熟年再婚は相続問題のトラブルのもと!?生前にできる対策とは
近頃では「熟年離婚」という言葉がよく聞かれるようになり、珍しいことではなくなってきましたよね。定年を迎えたような年齢の時に離婚することも多いようです。
一方で離婚後に新しい伴侶を見つけて結婚する、あるいは妻や夫と死別した人が再婚する「熟年結婚」も多くなっているのが現状です。
「熟年」と言われる世代では、子供もすでに独立していますから、余生を気の合う相手と共に過ごすことは素晴らしいことかもしれませんよね。
しかし、熟年結婚の背景には、しっかりと対策をしておかなければならない問題点も多いのです。
相続人が一人増える!?
「再婚する」ということは相続人が一人増えることになります。子供達は親との長い歴史の中、「親が亡くなったら遺産を受け取る」ということは当然と考えているでしょう。
しかし、熟年と言われる年齢に再婚するということは、再婚相手は「配偶者」となりますから、自分の死後は配偶者が相続の権利を半分持つことになるのです。
例えば、子供が二人いるケースで見てみましょう。
親が独身であれば、相続は子供が半分ずつ、つまり1/2ずつの相続権があります。
しかし、親が再婚したとします。すると再婚相手が1/2となり、子供達はそれぞれ1/4ずつとなってしまうのです。子供達の権利が親の再婚によって割合が減ってしまうのです。
子供達にとっては、熟年の親に突然再婚相手が出現したら「金目当て!?」と思ってしまうかもしれません。自分にとっては残りの人生を一緒に幸せに過ごしたいと思った相手との再婚が、「相続」絡みで子供達に敵視されてしまうのも残念でなりませんよね。そこで、子供達が納得する対策が必要になってくるのです。
また、子供達に内緒で再婚するという方もいるかもしれませんが、これは自分が亡くなった後に相続トラブルが激化してしまう原因になってしまうので避けるべきと言えます。
再婚相手と子供たちがもめないためにできることとは
おそらく親が「再婚する」というと、おそらく子供達は相続に関する問題が頭をよぎって、ピリピリとするでしょう。
「再婚相手に相続を放棄させる」と子供に話したとしても、自分の死後のことなので子供達はきっと納得しませんよね。相続放棄は生きているうちにできるものではありません。
また、遺言書に「子供達に財産をすべて相続させる」と書いたとしても、再婚相手となった配偶者には「遺留分」として本来の権利の半分、つまり1/4があるのです。
そこで、生きているうちに再婚相手に「遺留分を放棄する」という手続きをしてもらう方法もいいかもしれませんね。
ただ、遺留分をすべて放棄すると手続きしてしまえば、余生を一緒に過ごす配偶者には何も残せないことになります。
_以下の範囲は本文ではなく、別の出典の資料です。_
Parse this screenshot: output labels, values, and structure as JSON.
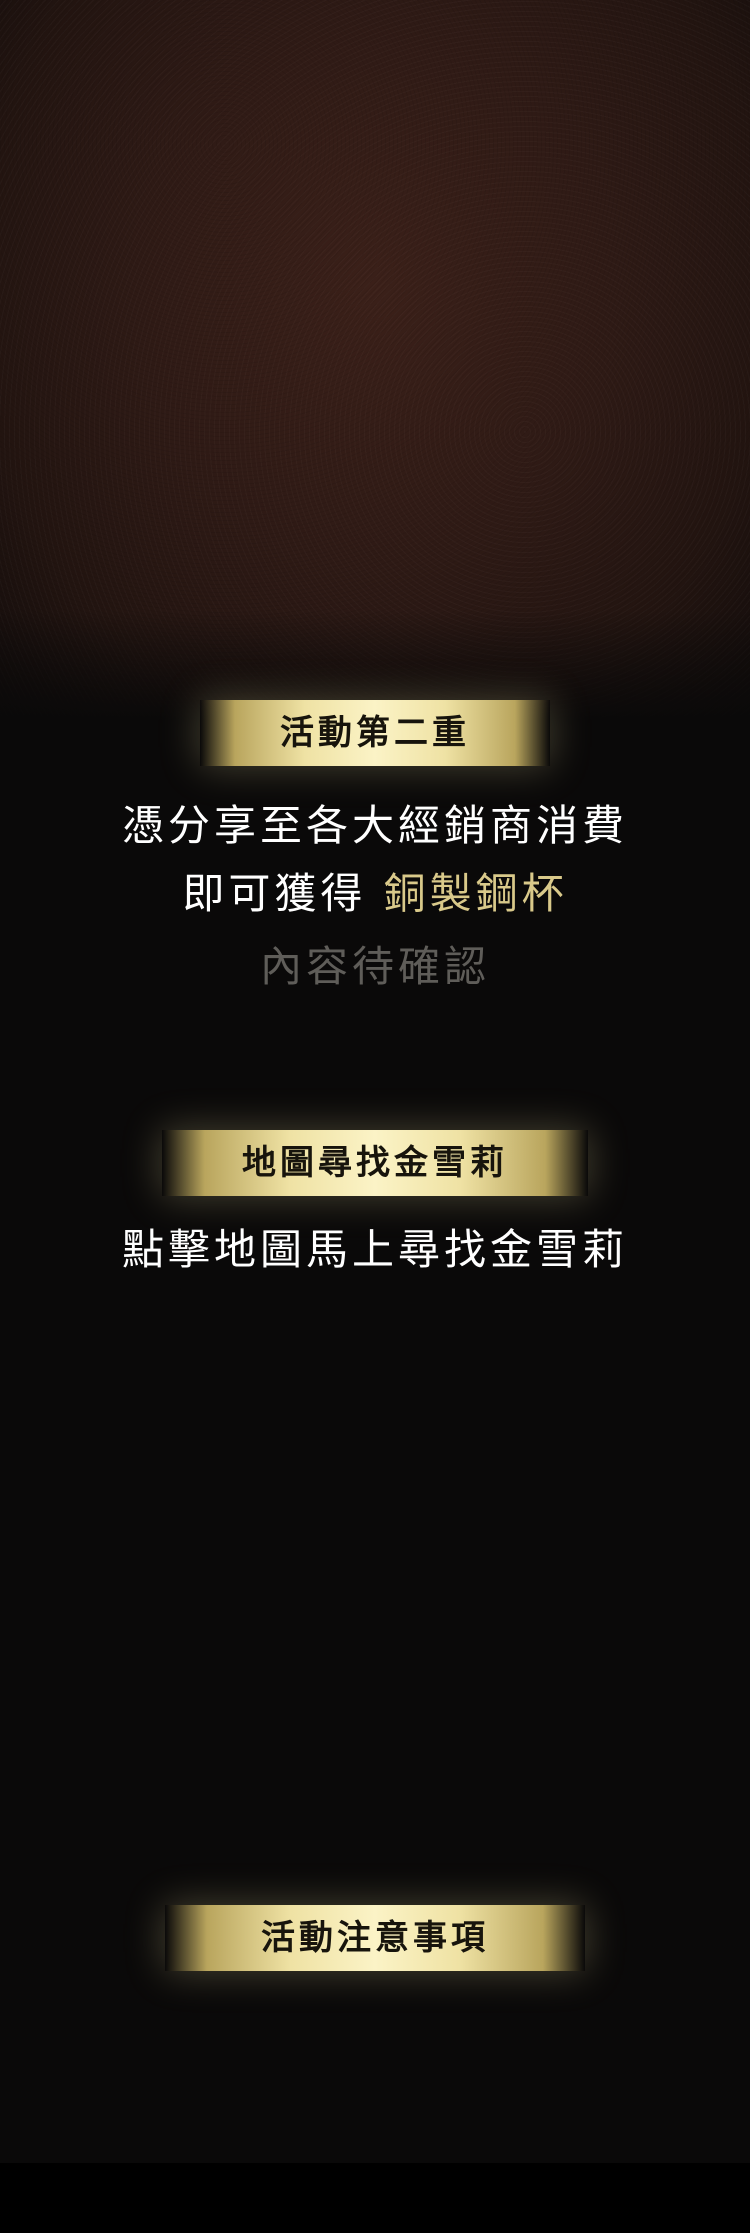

子供達にとっては、それで納得してもらえるかもしれませんが、愛する再婚相手のその後の生活は気になってしまいますよね。再婚相手を受取人にした生命保険をかけておくと「遺産」とは別に再婚相手へとお金を遺すことができる方法です。
また、子供達も再婚相手も皆が納得できるような遺言書を作ることも一つの方法です。高齢となってからの親の再婚は、子供の心情的にはとてもデリケートなことです。しかし「子供」も「再婚相手」も同様に大切ですよね。自分が亡くなった後に、大切な家族がトラブルを持ったまま、揉めるのは考えるだけでも辛いもの。
自分の余生を一緒に過ごす再婚をする時には、
「再婚相手に遺留分を放棄してもらう」
「受取人が配偶者の生命保険を作る」
「生前に子供達へ贈与をする」
など、トラブルをおこさないための配慮をしておきたいものです。